S012-FR-013.b outcalld/tests/intercept_logging.rs — asserts no
sensitive data leaks into structured logs (Authorization headers,
Bearer tokens, cookie values, body content).
S012-FR-013.c outcalld/tests/mixed_modes_e2e.rs — single daemon
serving proxy, direct_ip, and intercept rules from one rule set;
each behaves per its respective spec.
S012-FR-011.a outcalld/tests/agent_api_integration.rs — agent shim
asks for a verdict over the agent socket; daemon evaluates against the
loaded rule set; verdict round-trips correctly.
S012-FR-012.a outcalld/tests/dynamic_rules_integration.rs — submit a
dynamic rule via the agent API, verify it merges into the active set,
flush, verify it disappears.
CI gating
S012-FR-002 [P2] Add a coverage job to .github/workflows/ci.yml:
coverage:
name: cargo llvm-cov
runs-on: ubuntu-latest
steps:
- uses: actions/checkout@v4
- uses: dtolnay/rust-toolchain@stable
with: { components: llvm-tools-preview }
- uses: taiki-e/install-action@cargo-llvm-cov
- run: cargo llvm-cov --workspace --all-targets --lcov --output-path lcov.info
- run: cargo llvm-cov report --fail-under-lines 70
- uses: actions/upload-artifact@v4
with: { name: coverage, path: lcov.info }Once the per-module thresholds in the table above are met, switch
--fail-under-lines 70 to per-package gates via the --package flag.
Out of Scope
- A test for every line of code. Coverage is a tool, not a goal.

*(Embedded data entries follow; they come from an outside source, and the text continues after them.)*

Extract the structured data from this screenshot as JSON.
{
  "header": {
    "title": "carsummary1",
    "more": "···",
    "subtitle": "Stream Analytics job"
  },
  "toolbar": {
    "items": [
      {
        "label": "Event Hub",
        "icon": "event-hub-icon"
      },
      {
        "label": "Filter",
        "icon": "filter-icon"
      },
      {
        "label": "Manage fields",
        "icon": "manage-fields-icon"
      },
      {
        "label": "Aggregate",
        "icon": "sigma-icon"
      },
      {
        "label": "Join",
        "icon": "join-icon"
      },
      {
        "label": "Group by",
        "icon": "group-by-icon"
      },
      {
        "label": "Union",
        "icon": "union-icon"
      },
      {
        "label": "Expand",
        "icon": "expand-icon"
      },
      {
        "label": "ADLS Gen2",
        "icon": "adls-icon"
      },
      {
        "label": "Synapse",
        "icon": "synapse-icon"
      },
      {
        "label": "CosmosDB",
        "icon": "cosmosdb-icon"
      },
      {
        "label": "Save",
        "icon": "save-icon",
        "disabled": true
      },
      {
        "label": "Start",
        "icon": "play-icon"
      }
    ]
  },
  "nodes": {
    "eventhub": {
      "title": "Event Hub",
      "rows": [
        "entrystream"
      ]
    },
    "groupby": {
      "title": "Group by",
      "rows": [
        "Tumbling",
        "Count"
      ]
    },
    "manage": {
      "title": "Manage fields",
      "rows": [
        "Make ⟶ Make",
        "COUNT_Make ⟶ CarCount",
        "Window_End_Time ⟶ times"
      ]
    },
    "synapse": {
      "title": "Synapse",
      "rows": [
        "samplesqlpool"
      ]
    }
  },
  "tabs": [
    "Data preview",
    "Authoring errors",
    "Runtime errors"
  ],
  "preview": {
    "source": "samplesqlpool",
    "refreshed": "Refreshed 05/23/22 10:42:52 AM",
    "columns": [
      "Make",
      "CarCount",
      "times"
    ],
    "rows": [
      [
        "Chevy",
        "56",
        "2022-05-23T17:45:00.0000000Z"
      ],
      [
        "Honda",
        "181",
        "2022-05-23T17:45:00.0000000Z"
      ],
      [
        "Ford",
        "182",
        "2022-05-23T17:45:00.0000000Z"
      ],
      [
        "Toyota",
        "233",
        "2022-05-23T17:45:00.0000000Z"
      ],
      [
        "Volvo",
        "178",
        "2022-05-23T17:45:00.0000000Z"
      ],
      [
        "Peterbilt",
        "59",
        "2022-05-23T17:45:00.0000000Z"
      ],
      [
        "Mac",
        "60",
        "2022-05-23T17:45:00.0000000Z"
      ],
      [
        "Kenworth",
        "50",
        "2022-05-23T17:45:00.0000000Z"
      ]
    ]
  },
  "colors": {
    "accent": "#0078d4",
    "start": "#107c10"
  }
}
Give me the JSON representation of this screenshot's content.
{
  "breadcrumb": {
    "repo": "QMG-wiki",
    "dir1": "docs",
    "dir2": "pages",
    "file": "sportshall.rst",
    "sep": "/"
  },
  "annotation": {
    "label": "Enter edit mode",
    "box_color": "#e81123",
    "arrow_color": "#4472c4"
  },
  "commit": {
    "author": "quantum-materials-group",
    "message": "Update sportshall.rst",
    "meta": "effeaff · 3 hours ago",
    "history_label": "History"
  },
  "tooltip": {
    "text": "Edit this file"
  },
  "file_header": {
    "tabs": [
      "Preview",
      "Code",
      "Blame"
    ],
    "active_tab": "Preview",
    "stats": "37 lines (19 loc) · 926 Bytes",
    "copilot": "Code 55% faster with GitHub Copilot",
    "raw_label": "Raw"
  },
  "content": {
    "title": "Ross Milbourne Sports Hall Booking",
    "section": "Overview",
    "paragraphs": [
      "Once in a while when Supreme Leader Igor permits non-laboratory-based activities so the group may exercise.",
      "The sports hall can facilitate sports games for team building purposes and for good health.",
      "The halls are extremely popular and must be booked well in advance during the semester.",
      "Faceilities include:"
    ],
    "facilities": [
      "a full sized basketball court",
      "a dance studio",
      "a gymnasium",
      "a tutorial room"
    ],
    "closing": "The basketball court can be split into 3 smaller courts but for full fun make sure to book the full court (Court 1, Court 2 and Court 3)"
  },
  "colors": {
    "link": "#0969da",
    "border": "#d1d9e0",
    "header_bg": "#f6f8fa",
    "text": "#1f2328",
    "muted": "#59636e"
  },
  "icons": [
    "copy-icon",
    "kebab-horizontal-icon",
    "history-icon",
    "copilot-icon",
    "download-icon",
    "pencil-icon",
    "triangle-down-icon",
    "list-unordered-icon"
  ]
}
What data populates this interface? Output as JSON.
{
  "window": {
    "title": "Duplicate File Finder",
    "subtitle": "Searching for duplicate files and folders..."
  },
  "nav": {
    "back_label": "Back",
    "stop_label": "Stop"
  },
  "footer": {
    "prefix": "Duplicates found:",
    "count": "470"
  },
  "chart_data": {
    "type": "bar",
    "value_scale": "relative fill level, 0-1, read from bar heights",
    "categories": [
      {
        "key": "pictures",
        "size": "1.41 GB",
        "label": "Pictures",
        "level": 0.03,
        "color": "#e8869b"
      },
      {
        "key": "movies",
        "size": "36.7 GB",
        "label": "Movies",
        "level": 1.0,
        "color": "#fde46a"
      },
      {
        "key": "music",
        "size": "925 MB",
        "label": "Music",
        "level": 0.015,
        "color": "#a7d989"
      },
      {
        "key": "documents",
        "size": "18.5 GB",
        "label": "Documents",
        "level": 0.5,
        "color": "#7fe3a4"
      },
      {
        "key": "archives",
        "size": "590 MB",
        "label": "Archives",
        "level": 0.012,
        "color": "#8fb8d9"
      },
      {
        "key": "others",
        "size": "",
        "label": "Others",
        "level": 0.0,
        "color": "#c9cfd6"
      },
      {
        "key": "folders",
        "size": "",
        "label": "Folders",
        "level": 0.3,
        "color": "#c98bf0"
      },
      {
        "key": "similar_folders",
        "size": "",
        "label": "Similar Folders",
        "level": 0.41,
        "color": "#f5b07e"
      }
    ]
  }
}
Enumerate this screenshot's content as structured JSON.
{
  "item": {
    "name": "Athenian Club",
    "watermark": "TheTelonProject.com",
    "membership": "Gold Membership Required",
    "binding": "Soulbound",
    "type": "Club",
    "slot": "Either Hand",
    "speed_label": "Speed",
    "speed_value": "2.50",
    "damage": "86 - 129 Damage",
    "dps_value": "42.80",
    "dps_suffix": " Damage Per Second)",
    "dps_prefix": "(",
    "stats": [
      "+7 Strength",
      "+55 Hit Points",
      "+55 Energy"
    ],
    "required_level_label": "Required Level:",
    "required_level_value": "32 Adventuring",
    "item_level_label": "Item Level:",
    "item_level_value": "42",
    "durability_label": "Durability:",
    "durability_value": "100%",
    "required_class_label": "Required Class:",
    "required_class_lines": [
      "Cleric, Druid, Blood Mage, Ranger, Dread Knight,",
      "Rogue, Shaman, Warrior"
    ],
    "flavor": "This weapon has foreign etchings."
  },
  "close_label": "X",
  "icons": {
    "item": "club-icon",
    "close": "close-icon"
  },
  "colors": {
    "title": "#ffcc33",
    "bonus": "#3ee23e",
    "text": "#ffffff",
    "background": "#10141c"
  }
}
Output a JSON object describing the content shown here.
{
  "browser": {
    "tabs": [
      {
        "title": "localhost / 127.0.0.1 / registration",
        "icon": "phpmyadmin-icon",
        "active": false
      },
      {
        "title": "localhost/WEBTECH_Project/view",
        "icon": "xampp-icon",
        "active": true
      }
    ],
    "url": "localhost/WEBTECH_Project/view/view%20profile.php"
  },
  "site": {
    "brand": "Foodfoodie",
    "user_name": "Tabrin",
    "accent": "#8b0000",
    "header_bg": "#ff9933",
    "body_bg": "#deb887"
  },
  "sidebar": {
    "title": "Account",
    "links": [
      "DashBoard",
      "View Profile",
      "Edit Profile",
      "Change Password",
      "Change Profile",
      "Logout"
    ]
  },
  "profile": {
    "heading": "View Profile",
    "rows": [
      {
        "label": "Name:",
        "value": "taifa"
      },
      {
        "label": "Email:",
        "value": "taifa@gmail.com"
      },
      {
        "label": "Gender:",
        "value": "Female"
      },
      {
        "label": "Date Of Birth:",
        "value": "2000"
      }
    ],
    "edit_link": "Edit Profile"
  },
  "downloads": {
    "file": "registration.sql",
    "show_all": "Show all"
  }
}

- Mocking syscalls, Docker, or netlink. We prefer real integration tests with the real binaries against a real kernel where possible.
- Mutation testing. Worth considering later; not v1.
- Performance benchmarks. Belongs in a separate spec.
Cross-Spec Dependencies
- Required by: all subsystem specs (S001–S011) — every spec's acceptance scenarios should map to one or more tests under this inventory.
- Depends on: S000 (workspace structure determines the test crate layout).